Covered Losses: Overflow and Discharge
There are several types of water-related events that can lead to significant damages. When you file a claim for a water-related loss, the insurance company will approve or deny your claim based on the type of event that caused the loss. A typical homeowners insurance policy provides coverage for overflow and discharge losses.
Overflowing water is exactly what it sounds like – water that has overflowed. Whether from a sink, bathtub, or toilet, insurance will generally cover losses stemming from such an incident. Likewise, discharge refers to water that is being discharged in the wrong place. Perhaps a pipe leak causes water damage behind one of your walls. Most likely, it is covered.
Not Covered: Backup
When a pipeline backs up due to a blockage, water cannot properly drain from your home. Invasive tree roots, collapsed pipes, and overburdened storm and sewage drains can all cause water to begin accumulating in your home. This type of backup must be remediated quickly in order to prevent the spread of mold and even disease. Cleanup can be costly, not to mention the costs of replacing damaged household structures and belongings.
Standard homeowners insurance typically does not cover water damage caused by a backup, but you can add an endorsement to your policy that will cover the cost of these types of expenses. Contact Mark, here at Patriot Insurance for more information about adding a backup endorsement to your policy.

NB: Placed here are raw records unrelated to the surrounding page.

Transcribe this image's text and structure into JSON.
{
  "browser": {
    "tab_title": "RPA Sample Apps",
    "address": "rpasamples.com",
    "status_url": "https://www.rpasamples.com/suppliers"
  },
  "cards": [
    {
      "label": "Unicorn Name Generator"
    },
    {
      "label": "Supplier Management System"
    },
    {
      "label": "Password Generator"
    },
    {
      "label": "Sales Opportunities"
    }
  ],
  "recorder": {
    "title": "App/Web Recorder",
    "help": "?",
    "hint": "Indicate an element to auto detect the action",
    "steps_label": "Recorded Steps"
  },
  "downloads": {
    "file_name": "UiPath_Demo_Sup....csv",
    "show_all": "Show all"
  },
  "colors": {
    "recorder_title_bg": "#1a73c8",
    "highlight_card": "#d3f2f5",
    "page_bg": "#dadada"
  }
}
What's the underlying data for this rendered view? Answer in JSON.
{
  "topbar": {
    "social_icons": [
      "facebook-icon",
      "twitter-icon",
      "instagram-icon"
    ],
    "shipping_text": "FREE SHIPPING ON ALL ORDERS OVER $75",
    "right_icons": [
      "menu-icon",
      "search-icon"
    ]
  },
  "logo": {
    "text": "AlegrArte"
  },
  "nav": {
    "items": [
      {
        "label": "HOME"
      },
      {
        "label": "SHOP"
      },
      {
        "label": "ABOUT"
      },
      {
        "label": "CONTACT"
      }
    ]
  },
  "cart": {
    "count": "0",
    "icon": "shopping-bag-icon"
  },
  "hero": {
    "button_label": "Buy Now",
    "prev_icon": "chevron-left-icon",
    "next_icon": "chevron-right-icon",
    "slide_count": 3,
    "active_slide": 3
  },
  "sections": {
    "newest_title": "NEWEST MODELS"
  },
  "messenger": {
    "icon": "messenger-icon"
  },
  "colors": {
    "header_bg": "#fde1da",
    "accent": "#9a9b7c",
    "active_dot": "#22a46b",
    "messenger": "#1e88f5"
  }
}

Not Covered: Groundwater Seepage
Groundwater seepage is not generally covered under any homeowners insurance policy, flood coverage, or an endorsement. When water accumulates in the ground around your foundation, insurers typically considered it an issue of homeowner’s maintenance. To avoid groundwater damage, ensure your home’s gutters and the land surrounding your property are designed to carry water away from the foundation – not allow water to pool around it.
Not Covered: Flooding
Flooding is not covered under homeowners insurance. Instead, coverage for flooding must be purchased as independent coverage from the National Flood Insurance Program. If you live in a flood plain, your mortgage provider may already require you to have flood insurance through this program. Even if you do not live in a high-risk zone, however, you might still need protection.
According to the National Flood Insurance Program, approximately 1 in 5 flood damage claims are made by people who live outside of high-risk flood zones. You can find out more about your flood risk at Fema.gov
A flood is defined as temporary surface water accumulation over at least two acres of land that is normally dry. It may occur as a result of rapid rainfall or the overflow of a river, pond, or other body of water. Though you may have some warning of an impending flood, it is not enough time to protect your home with flood insurance. The National Flood Insurance Program imposes a 30 day waiting period before a new policy becomes effective. For more information about flood insurance, contact Patriot Insurance today.
Just two inches of standing water can cost more than $20,000 in damages to a typical 2,000 square-foot home. Would you be protected against financial loss if it happened to you?